El arsenal de Roche contra el cáncer de mama mereció un premio

Herramientas
|
06 jun 2014 - 16:00 h
|

El jurado de los Premios Fundamed & wecare-u premió como Mejor Medicamento del Año a un arsenal terapéutico que ha ayudado a crear esperanzas certeras en la lucha contra el cáncer de mama. El medicamento del año fue a parar a manos de Roche, que lleva tres décadas investigando la proteína HER2 y los beneficios de actuar sobre ella cuando un tumor de mama sobreexpresa dicha proteína. El esfuerzo por comprender esta alteración supuso el desarrollo de Herceptin (Trastuzumab), una revolución que hace quince años llegó a las pacientes españolas. “Aquel anticuerpo monoclonal transformó el pronóstico”, explicó Federico Plaza, director de Goverment Affairs de la multinacional suiza. La condición de HER2 positivo (20 o 30 por ciento de todos los casos) dejó de ser sinónimo de evolución más agresiva y pasó a ser el estatus necesario para beneficiarse de la terapia más eficaz y segura del arsenal terapéutico. “Hemos pasado de tener un 80 por ciento de mortandad en este tipo de cáncer a un 80 por ciento de supervivencia”, aseguró Plaza.
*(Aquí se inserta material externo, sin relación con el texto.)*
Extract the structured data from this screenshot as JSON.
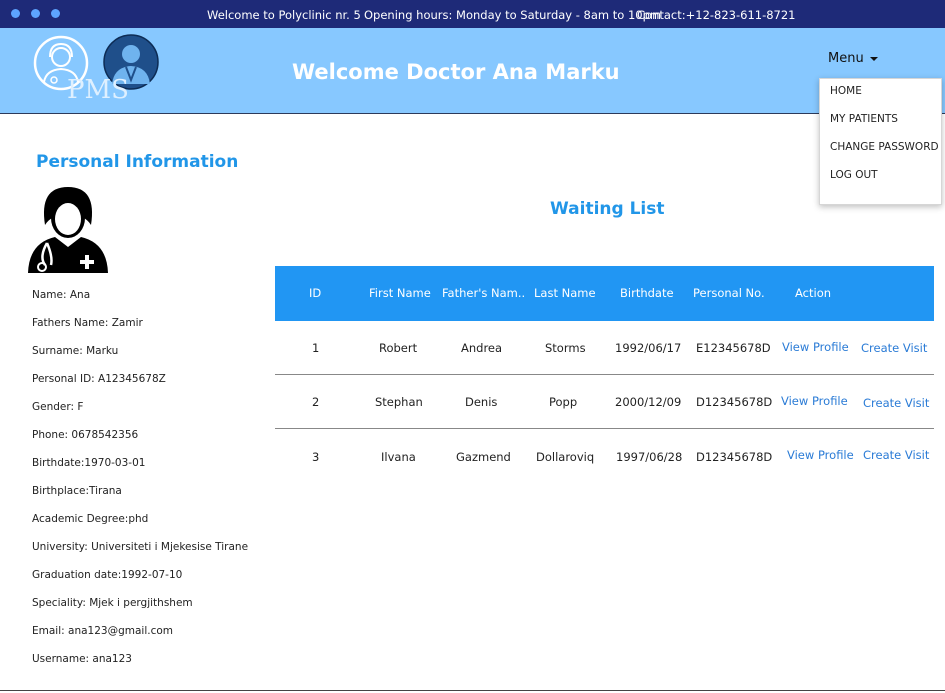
{
  "topbar": {
    "welcome": "Welcome to Polyclinic nr. 5",
    "hours": "Opening hours: Monday to Saturday - 8am to 10pm",
    "contact": "Contact:+12-823-611-8721"
  },
  "header": {
    "logo_text": "PMS",
    "welcome_title": "Welcome Doctor Ana Marku",
    "menu_label": "Menu",
    "menu_items": [
      "HOME",
      "MY PATIENTS",
      "CHANGE PASSWORD",
      "LOG OUT"
    ]
  },
  "personal": {
    "title": "Personal Information",
    "lines": [
      "Name: Ana",
      "Fathers Name: Zamir",
      "Surname: Marku",
      "Personal ID: A12345678Z",
      "Gender: F",
      "Phone: 0678542356",
      "Birthdate:1970-03-01",
      "Birthplace:Tirana",
      "Academic Degree:phd",
      "University: Universiteti i Mjekesise Tirane",
      "Graduation date:1992-07-10",
      "Speciality: Mjek i pergjithshem",
      "Email: ana123@gmail.com",
      "Username: ana123"
    ]
  },
  "waiting": {
    "title": "Waiting List",
    "headers": [
      "ID",
      "First Name",
      "Father's Nam..",
      "Last Name",
      "Birthdate",
      "Personal No.",
      "Action"
    ],
    "rows": [
      {
        "id": "1",
        "first": "Robert",
        "father": "Andrea",
        "last": "Storms",
        "birthdate": "1992/06/17",
        "personal_no": "E12345678D",
        "view": "View Profile",
        "create": "Create Visit"
      },
      {
        "id": "2",
        "first": "Stephan",
        "father": "Denis",
        "last": "Popp",
        "birthdate": "2000/12/09",
        "personal_no": "D12345678D",
        "view": "View Profile",
        "create": "Create Visit"
      },
      {
        "id": "3",
        "first": "Ilvana",
        "father": "Gazmend",
        "last": "Dollaroviq",
        "birthdate": "1997/06/28",
        "personal_no": "D12345678D",
        "view": "View Profile",
        "create": "Create Visit"
      }
    ]
  },
  "colors": {
    "titlebar": "#1e2a78",
    "header": "#87c8ff",
    "accent": "#2196e8",
    "table_header": "#2196f3",
    "link": "#2a7bd6"
  },
  "icons": [
    "window-dot-icon",
    "female-doctor-logo-icon",
    "male-doctor-logo-icon",
    "female-doctor-avatar-icon",
    "caret-down-icon"
  ]
}
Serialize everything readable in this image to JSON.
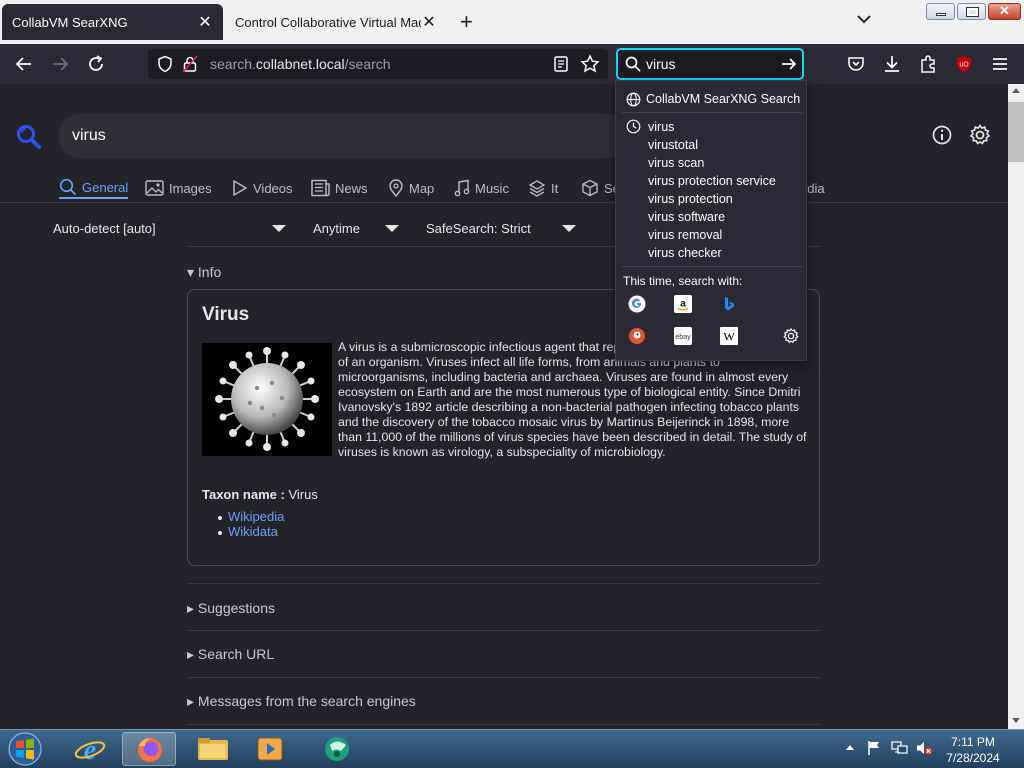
{
  "browser": {
    "tabs": [
      {
        "title": "CollabVM SearXNG",
        "active": true
      },
      {
        "title": "Control Collaborative Virtual Machin",
        "active": false
      }
    ],
    "url_prefix": "search.",
    "url_domain": "collabnet.local",
    "url_path": "/search",
    "search_value": "virus"
  },
  "search": {
    "query": "virus",
    "categories": [
      "General",
      "Images",
      "Videos",
      "News",
      "Map",
      "Music",
      "It",
      "Sci",
      "edia"
    ],
    "active_category": "General",
    "filters": {
      "language": "Auto-detect [auto]",
      "time": "Anytime",
      "safesearch": "SafeSearch: Strict"
    }
  },
  "infobox": {
    "section": "Info",
    "title": "Virus",
    "description": "A virus is a submicroscopic infectious agent that replicates only inside the living cells of an organism. Viruses infect all life forms, from animals and plants to microorganisms, including bacteria and archaea. Viruses are found in almost every ecosystem on Earth and are the most numerous type of biological entity. Since Dmitri Ivanovsky's 1892 article describing a non-bacterial pathogen infecting tobacco plants and the discovery of the tobacco mosaic virus by Martinus Beijerinck in 1898, more than 11,000 of the millions of virus species have been described in detail. The study of viruses is known as virology, a subspeciality of microbiology.",
    "taxon_label": "Taxon name :",
    "taxon_value": "Virus",
    "links": [
      "Wikipedia",
      "Wikidata"
    ]
  },
  "sections": [
    "Suggestions",
    "Search URL",
    "Messages from the search engines"
  ],
  "dropdown": {
    "header": "CollabVM SearXNG Search",
    "suggestions": [
      "virus",
      "virustotal",
      "virus scan",
      "virus protection service",
      "virus protection",
      "virus software",
      "virus removal",
      "virus checker"
    ],
    "engines_label": "This time, search with:",
    "engine_icons": [
      "google-icon",
      "amazon-icon",
      "bing-icon",
      "duckduckgo-icon",
      "ebay-icon",
      "wikipedia-icon",
      "settings-icon"
    ]
  },
  "taskbar": {
    "time": "7:11 PM",
    "date": "7/28/2024"
  }
}
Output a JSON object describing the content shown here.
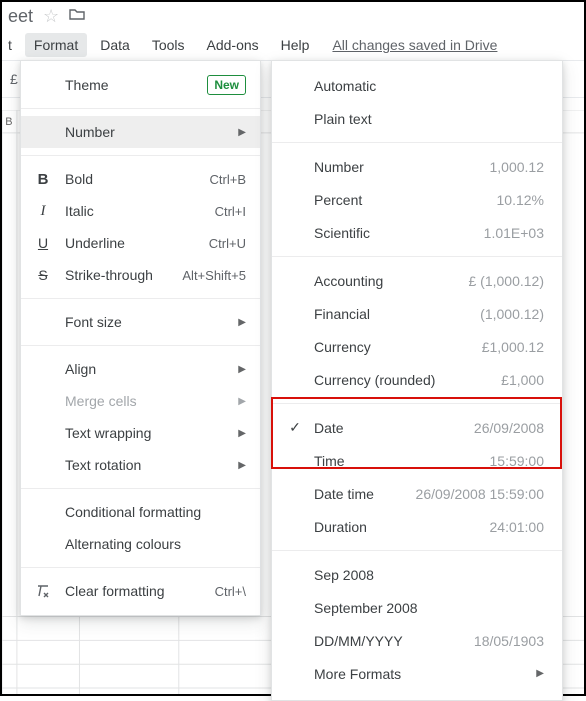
{
  "titlebar": {
    "doc_name_suffix": "eet"
  },
  "menubar": {
    "insert_suffix": "t",
    "format": "Format",
    "data": "Data",
    "tools": "Tools",
    "addons": "Add-ons",
    "help": "Help",
    "save_status": "All changes saved in Drive"
  },
  "toolbar": {
    "currency_symbol": "£"
  },
  "grid": {
    "col_label": "B"
  },
  "format_menu": {
    "theme": "Theme",
    "theme_badge": "New",
    "number": "Number",
    "bold": "Bold",
    "bold_kb": "Ctrl+B",
    "italic": "Italic",
    "italic_kb": "Ctrl+I",
    "underline": "Underline",
    "underline_kb": "Ctrl+U",
    "strike": "Strike-through",
    "strike_kb": "Alt+Shift+5",
    "font_size": "Font size",
    "align": "Align",
    "merge": "Merge cells",
    "wrap": "Text wrapping",
    "rotate": "Text rotation",
    "cond": "Conditional formatting",
    "alt": "Alternating colours",
    "clear": "Clear formatting",
    "clear_kb": "Ctrl+\\"
  },
  "number_menu": {
    "automatic": "Automatic",
    "plain": "Plain text",
    "number": "Number",
    "number_v": "1,000.12",
    "percent": "Percent",
    "percent_v": "10.12%",
    "scientific": "Scientific",
    "scientific_v": "1.01E+03",
    "accounting": "Accounting",
    "accounting_v": "£ (1,000.12)",
    "financial": "Financial",
    "financial_v": "(1,000.12)",
    "currency": "Currency",
    "currency_v": "£1,000.12",
    "currency_r": "Currency (rounded)",
    "currency_r_v": "£1,000",
    "date": "Date",
    "date_v": "26/09/2008",
    "time": "Time",
    "time_v": "15:59:00",
    "datetime": "Date time",
    "datetime_v": "26/09/2008 15:59:00",
    "duration": "Duration",
    "duration_v": "24:01:00",
    "mon_short": "Sep 2008",
    "mon_long": "September 2008",
    "dmy": "DD/MM/YYYY",
    "dmy_v": "18/05/1903",
    "more": "More Formats"
  },
  "glyphs": {
    "arrow_right": "▶",
    "check": "✓",
    "star": "☆",
    "folder": "■"
  }
}
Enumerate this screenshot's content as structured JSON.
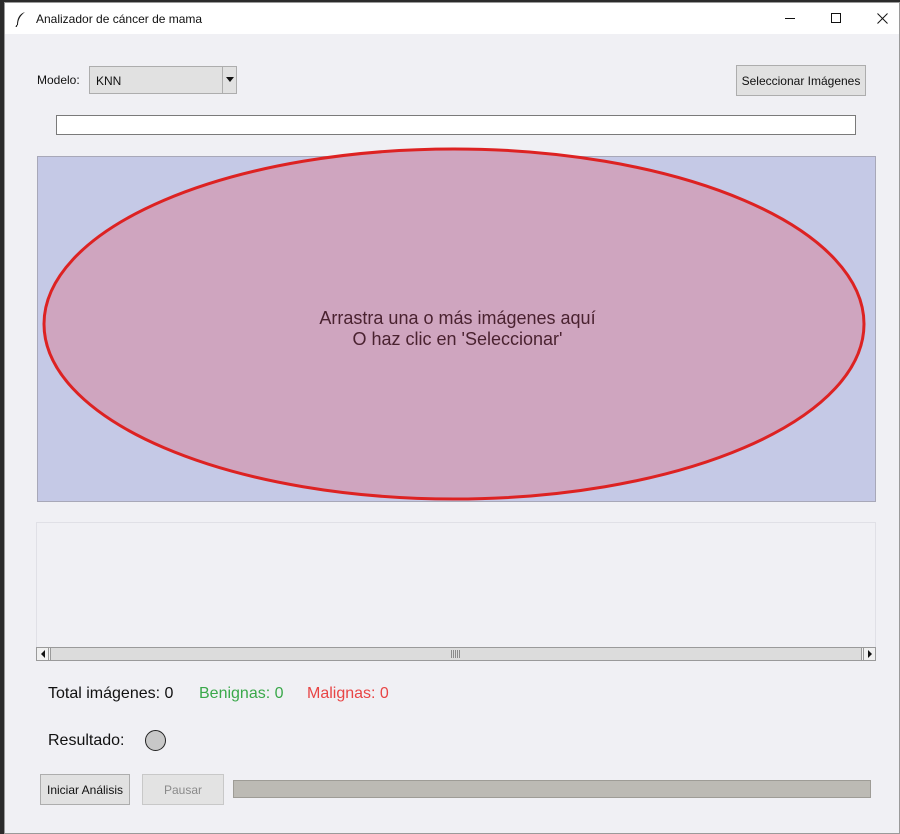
{
  "window": {
    "title": "Analizador de cáncer de mama"
  },
  "model": {
    "label": "Modelo:",
    "selected": "KNN"
  },
  "select_button": "Seleccionar Imágenes",
  "path_value": "",
  "drop_zone": {
    "line1": "Arrastra una o más imágenes aquí",
    "line2": "O haz clic en 'Seleccionar'"
  },
  "stats": {
    "total": "Total imágenes: 0",
    "benign": "Benignas: 0",
    "malignant": "Malignas: 0"
  },
  "result": {
    "label": "Resultado:"
  },
  "actions": {
    "start": "Iniciar Análisis",
    "pause": "Pausar"
  },
  "progress": {
    "fraction": 0
  },
  "colors": {
    "drop_zone_bg": "#c5c9e6",
    "ellipse_fill": "#cfa5bf",
    "ellipse_stroke": "#dd2222",
    "benign": "#3aa84a",
    "malignant": "#e84545"
  },
  "icons": {
    "app": "feather-icon",
    "minimize": "minimize-icon",
    "maximize": "maximize-icon",
    "close": "close-icon"
  }
}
Aquel punto y aparte deja ahora paso a una segunda revolución en la cual Herceptin sigue jugando un papel esencial. “Se ha conseguido una formulación subcutánea que aporta más calidad de vida. Es el aliado imprescindible para Perjeta (Pertuzumab) y es el vehículo en el que viaja un potente agente quimioterápico (DM1) hasta el mismo tumor, un pionero anticuerpo conjugado que se comercializará con el nombre de Kadcyla”, afirmó Plaza. Este arsenal terapéutico al servicio del médico y de la paciente con cáncer de mama son muestra del compromiso que tiene Roche con el desarrollo de terapias que hacen realidad el concepto de medicina personalizada. “Apostamos por cronificar enfermedades en largo plazo; hace treinta años, cuando se investigó con anticuerpos monoclonales creamos un punto de inflexión en la enfermedad”, aseguró Plaza.

El último de este trío de ases contra el cáncer de mama, Kadcyla, fue autorizado por la Comisión Europea el pasado mes de noviembre. En la indicación autorizada se detalla que los pacientes deben haber recibido tratamiento previo para la enfermedad localmente avanzada o metastásica, o bien, haber manifestado recurrencia de la enfermedad durante el tratamiento adyuvante (posterior a cirugía), o en los seis meses siguientes a su finalización. “En España podremos disfrutar de las ventajas de este medicamento en pocos meses”, explicó Plaza.

El medicamento es el primer exponente de una nueva clase de fármacos, los anticuerpos conjugados en este tipo de cáncer. Es capaz de combinar las propiedades biológicas de trastuzumab, un anticuerpo indicado en cáncer de mama avanzado por su actividad selectiva sobre las células tumorales HER2 positivo, con un potente agente quimioterápico, DM1, de modo que el primero transporta al segundo hasta el interior de la célula tumoral. De ese modo, se limita el daño en el tejido sano, además de ejercer el efecto anti-HER2 propio de trastuzumab, aumentando así la eficacia y reduciendo la toxicidad.

Este nuevo fármaco supone una innovación y mejora la supervivencia global en pacientes con cáncer de mama metastásico HER2-positivo, cuya enfermedad haya progresado tras un tratamiento basado en trastuzumab más quimioterapia (sobre todo Taxanos). La decisión de la Comisión Europea se ha basado en los datos del estudio Emilia, un fase III internacional, abierto y randomizado, que incluyó a 991 pacientes con cáncer de mama HER2 positivo localmente avanzado irresecable o metastásico tratadas previamente con trastuzumab) y un taxano. Se comparó T-DM1 en monoterapia frente a Lapatinib más la quimioterapia Capecitabina (Xeloda).

Los resultados de esta investigación mostraron que aquellas pacientes que recibieron T-DM1 consiguieron vivir casi diez meses (9,6 meses) sin que la enfermedad progresara (supervivencia libre de progresión), es decir, una mediana de 3,2 meses más que el brazo con Lapatinib más capecitabina. El anticuerpo conjugado permitió igualmente mejorar la supervivencia global por encima de los dos años y medio (30,9 meses frente a 25,1). Además, T-DM1 fue mejor tolerado que el brazo comparador y su uso se asoció con menos efectos secundarios graves asociados a la quimioterapia.